From the Research
For elevated hemoglobin in a never-smoker, the initial workup should include a complete blood count with differential, comprehensive metabolic panel, erythropoietin level, and arterial blood gas analysis to evaluate for secondary polycythemia, as recommended by the most recent study 1. The workup aims to distinguish between primary polycythemia (a myeloproliferative neoplasm) and secondary polycythemia (due to hypoxia, sleep apnea, smoking, high altitude, or other conditions that increase erythropoietin production).
- Consider JAK2 V617F mutation testing to rule out polycythemia vera, especially if other blood cell lines are abnormal, as suggested by 2 and 1.

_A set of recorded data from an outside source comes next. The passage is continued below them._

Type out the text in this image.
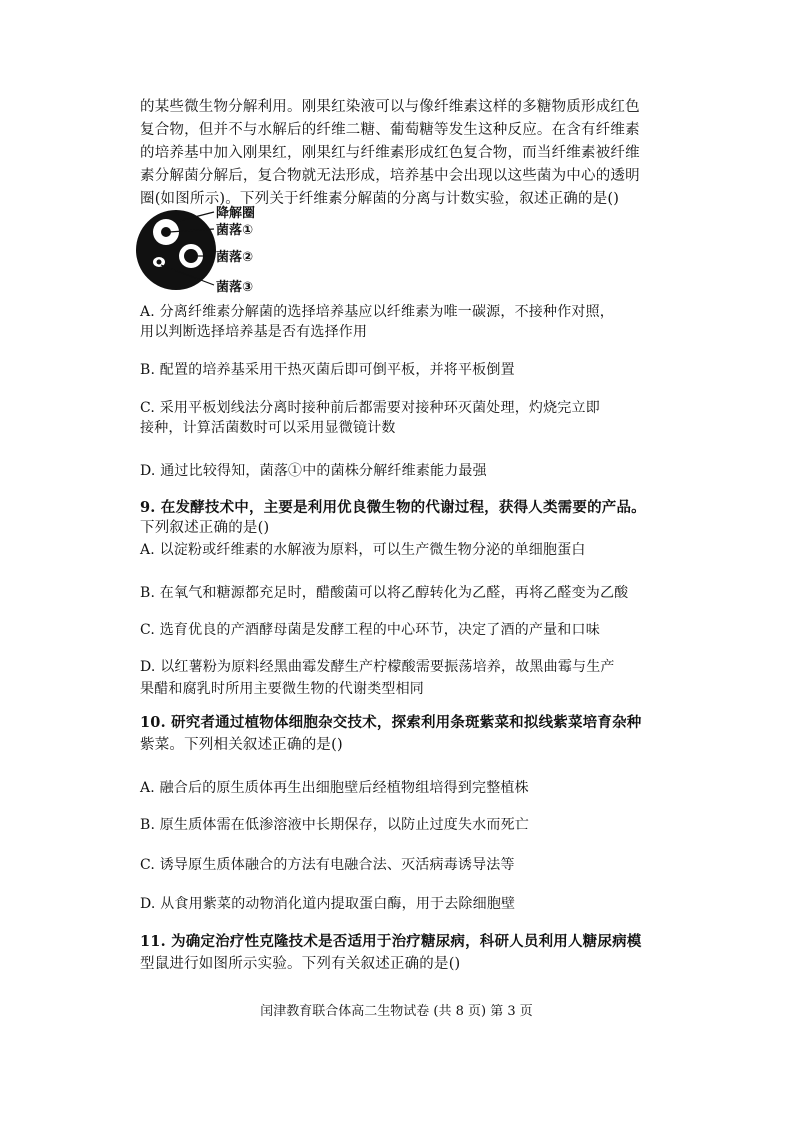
的某些微生物分解利用。刚果红染液可以与像纤维素这样的多糖物质形成红色
复合物，但并不与水解后的纤维二糖、葡萄糖等发生这种反应。在含有纤维素
的培养基中加入刚果红，刚果红与纤维素形成红色复合物，而当纤维素被纤维
素分解菌分解后，复合物就无法形成，培养基中会出现以这些菌为中心的透明
圈(如图所示)。下列关于纤维素分解菌的分离与计数实验，叙述正确的是()
降解圈
菌落①
菌落②
菌落③
A. 分离纤维素分解菌的选择培养基应以纤维素为唯一碳源，不接种作对照，
用以判断选择培养基是否有选择作用
B. 配置的培养基采用干热灭菌后即可倒平板，并将平板倒置
C. 采用平板划线法分离时接种前后都需要对接种环灭菌处理，灼烧完立即
接种，计算活菌数时可以采用显微镜计数
D. 通过比较得知，菌落①中的菌株分解纤维素能力最强
9. 在发酵技术中，主要是利用优良微生物的代谢过程，获得人类需要的产品。
下列叙述正确的是()
A. 以淀粉或纤维素的水解液为原料，可以生产微生物分泌的单细胞蛋白
B. 在氧气和糖源都充足时，醋酸菌可以将乙醇转化为乙醛，再将乙醛变为乙酸
C. 选育优良的产酒酵母菌是发酵工程的中心环节，决定了酒的产量和口味
D. 以红薯粉为原料经黑曲霉发酵生产柠檬酸需要振荡培养，故黑曲霉与生产
果醋和腐乳时所用主要微生物的代谢类型相同
10. 研究者通过植物体细胞杂交技术，探索利用条斑紫菜和拟线紫菜培育杂种
紫菜。下列相关叙述正确的是()
A. 融合后的原生质体再生出细胞壁后经植物组培得到完整植株
B. 原生质体需在低渗溶液中长期保存，以防止过度失水而死亡
C. 诱导原生质体融合的方法有电融合法、灭活病毒诱导法等
D. 从食用紫菜的动物消化道内提取蛋白酶，用于去除细胞壁
11. 为确定治疗性克隆技术是否适用于治疗糖尿病，科研人员利用人糖尿病模
型鼠进行如图所示实验。下列有关叙述正确的是()
闰津教育联合体高二生物试卷 (共 8 页) 第 3 页
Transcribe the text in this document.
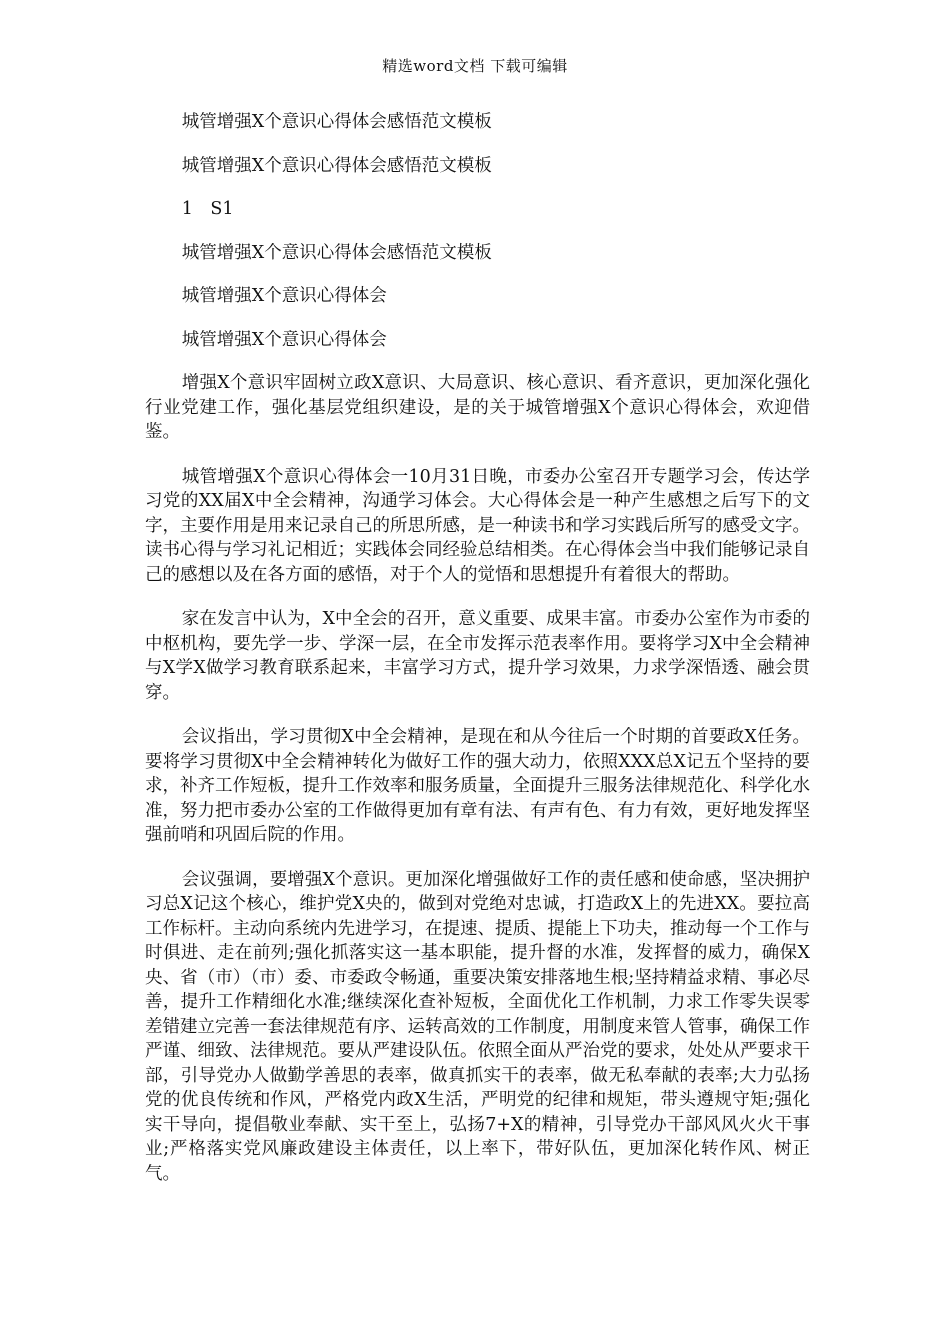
精选word文档 下载可编辑

城管增强X个意识心得体会感悟范文模板

城管增强X个意识心得体会感悟范文模板

1　S1

城管增强X个意识心得体会感悟范文模板

城管增强X个意识心得体会

城管增强X个意识心得体会

增强X个意识牢固树立政X意识、大局意识、核心意识、看齐意识，更加深化强化行业党建工作，强化基层党组织建设，是的关于城管增强X个意识心得体会，欢迎借鉴。

城管增强X个意识心得体会一10月31日晚，市委办公室召开专题学习会，传达学习党的XX届X中全会精神，沟通学习体会。大心得体会是一种产生感想之后写下的文字，主要作用是用来记录自己的所思所感，是一种读书和学习实践后所写的感受文字。读书心得与学习礼记相近；实践体会同经验总结相类。在心得体会当中我们能够记录自己的感想以及在各方面的感悟，对于个人的觉悟和思想提升有着很大的帮助。

家在发言中认为，X中全会的召开，意义重要、成果丰富。市委办公室作为市委的中枢机构，要先学一步、学深一层，在全市发挥示范表率作用。要将学习X中全会精神与X学X做学习教育联系起来，丰富学习方式，提升学习效果，力求学深悟透、融会贯穿。

会议指出，学习贯彻X中全会精神，是现在和从今往后一个时期的首要政X任务。要将学习贯彻X中全会精神转化为做好工作的强大动力，依照XXX总X记五个坚持的要求，补齐工作短板，提升工作效率和服务质量，全面提升三服务法律规范化、科学化水准，努力把市委办公室的工作做得更加有章有法、有声有色、有力有效，更好地发挥坚强前哨和巩固后院的作用。

会议强调，要增强X个意识。更加深化增强做好工作的责任感和使命感，坚决拥护习总X记这个核心，维护党X央的，做到对党绝对忠诚，打造政X上的先进XX。要拉高工作标杆。主动向系统内先进学习，在提速、提质、提能上下功夫，推动每一个工作与时俱进、走在前列;强化抓落实这一基本职能，提升督的水准，发挥督的威力，确保X央、省（市）（市）委、市委政令畅通，重要决策安排落地生根;坚持精益求精、事必尽善，提升工作精细化水准;继续深化查补短板，全面优化工作机制，力求工作零失误零差错建立完善一套法律规范有序、运转高效的工作制度，用制度来管人管事，确保工作严谨、细致、法律规范。要从严建设队伍。依照全面从严治党的要求，处处从严要求干部，引导党办人做勤学善思的表率，做真抓实干的表率，做无私奉献的表率;大力弘扬党的优良传统和作风，严格党内政X生活，严明党的纪律和规矩，带头遵规守矩;强化实干导向，提倡敬业奉献、实干至上，弘扬7+X的精神，引导党办干部风风火火干事业;严格落实党风廉政建设主体责任，以上率下，带好队伍，更加深化转作风、树正气。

- Abdominal ultrasound to assess spleen size and renal imaging may be warranted, as mentioned in 3 and 4.
- Sleep study should be performed to evaluate for obstructive sleep apnea, a common cause of secondary polycythemia, as recommended by 2 and 1.
- Other tests to consider include echocardiogram to assess for right-to-left cardiac shunts, pulmonary function tests, and hemoglobin electrophoresis to identify high-oxygen-affinity hemoglobinopathies, as suggested by 3 and 5.
- If secondary causes are ruled out and JAK2 is positive, bone marrow biopsy may be needed to confirm polycythemia vera, as recommended by 4 and 1. Proper diagnosis is crucial as management differs significantly between these conditions, with the goal of preventing thrombosis and improving quality of life, as emphasized by 2, 4, and 1.